Mon Cousin, de l'armée de 80,000 hommes qui était sur l'Iller, il ne reste plus que des débris. Plus de 40,000 hommes ont été prisonniers, beaucoup ont été tués ou blessés; un grand nombre est éparpillé. Le prince Ferdinand s'était échappé avec une colonne de la place d'Ulm : plus de la moitié a été prise, et les lieutenants généraux Werneck, Baillet, Hohenzollern, les généraux Vogl, Mecséry, Hohenfeld, Weber, Dinnersberg se sont rendus prisonniers de guerre avec leurs corps. Plus de 2,000 hommes de cavalerie ont mis pied à terre et abandonné leurs chevaux. Enfin, je tiens 3,000 hommes de cavalerie et 15,000 hommes d'infanterie, qui se sont rendus dans Ulm. Le prince Murat, qui est à Noerdlingen, me mande qu'il déborde le prince Ferdinand, qu'il s'est déjà emparé de 400 voitures qui forment son parc, et qu'il espère ne pas tarder à avoir le reste.

Le maréchal Soult est en grande marche pour retourner à Landsberg et entrer en Bavière; moi-même, je serai probablement demain à Augsbourg, et je ne tarderai pas à vous joindre. Le maréchal Davout, qui est derrière vous, doit, à votre moindre avis, marcher à votre secours. Mais que peut aujourd'hui contre nous une armée de 30,000 Russes et de 25,000 Autrichiens ? Mon aide de camp Caffarelli vous donnera des détails sur tout.

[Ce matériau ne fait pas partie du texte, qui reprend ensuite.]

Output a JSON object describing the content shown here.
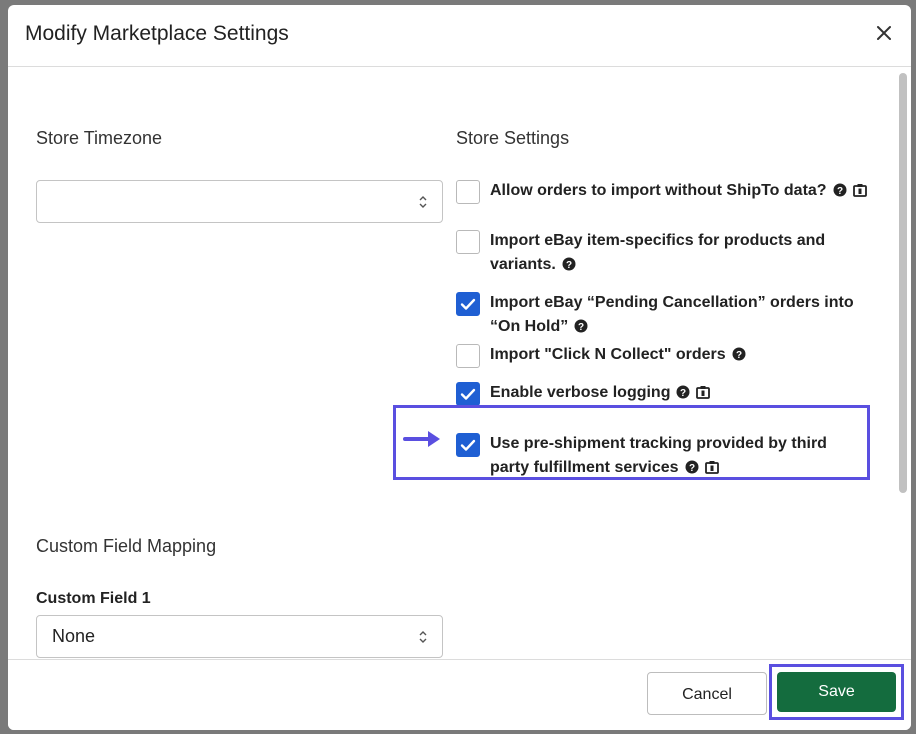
{
  "modal": {
    "title": "Modify Marketplace Settings",
    "close_label": "×"
  },
  "timezone": {
    "heading": "Store Timezone",
    "value": ""
  },
  "store_settings": {
    "heading": "Store Settings",
    "items": [
      {
        "label": "Allow orders to import without ShipTo data?",
        "checked": false,
        "icons": [
          "help-icon",
          "clipboard-icon"
        ]
      },
      {
        "label": "Import eBay item-specifics for products and variants.",
        "checked": false,
        "icons": [
          "help-icon"
        ]
      },
      {
        "label": "Import eBay “Pending Cancellation” orders into “On Hold”",
        "checked": true,
        "icons": [
          "help-icon"
        ]
      },
      {
        "label": "Import \"Click N Collect\" orders",
        "checked": false,
        "icons": [
          "help-icon"
        ]
      },
      {
        "label": "Enable verbose logging",
        "checked": true,
        "icons": [
          "help-icon",
          "clipboard-icon"
        ]
      },
      {
        "label": "Use pre-shipment tracking provided by third party fulfillment services",
        "checked": true,
        "icons": [
          "help-icon",
          "clipboard-icon"
        ]
      }
    ]
  },
  "custom_field_mapping": {
    "heading": "Custom Field Mapping",
    "field1_label": "Custom Field 1",
    "field1_value": "None"
  },
  "footer": {
    "cancel_label": "Cancel",
    "save_label": "Save"
  },
  "colors": {
    "checkbox_checked": "#1f5fd3",
    "save_button": "#146c3e",
    "annotation": "#5a4fe0"
  }
}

Camp impérial d'Elchingen, 19 octobre 1805 

Au maréchal Davout

Mon Cousin, l'armée autrichienne est détruite. Indépendamment du corps qui est dans Ulm, et qui s'est rendu par capitulation, le corps de Werneck vient de mettre bas les armes à Noerdlingen, et s'est rendu au prince Murat. Le prince Ferdinand, à la poursuite duquel il est, est cerné de tous côtés et sera probablement obligé de se rendre. Le maréchal Soult se rend à Landsberg. Réunissez votre corps d'armée, de manière à pouvoir être en peu d'heures à Munich et en mesure de secourir le maréchal Bernadotte. Je vais me rendre moi-même à Augsbourg, et votre tour va venir.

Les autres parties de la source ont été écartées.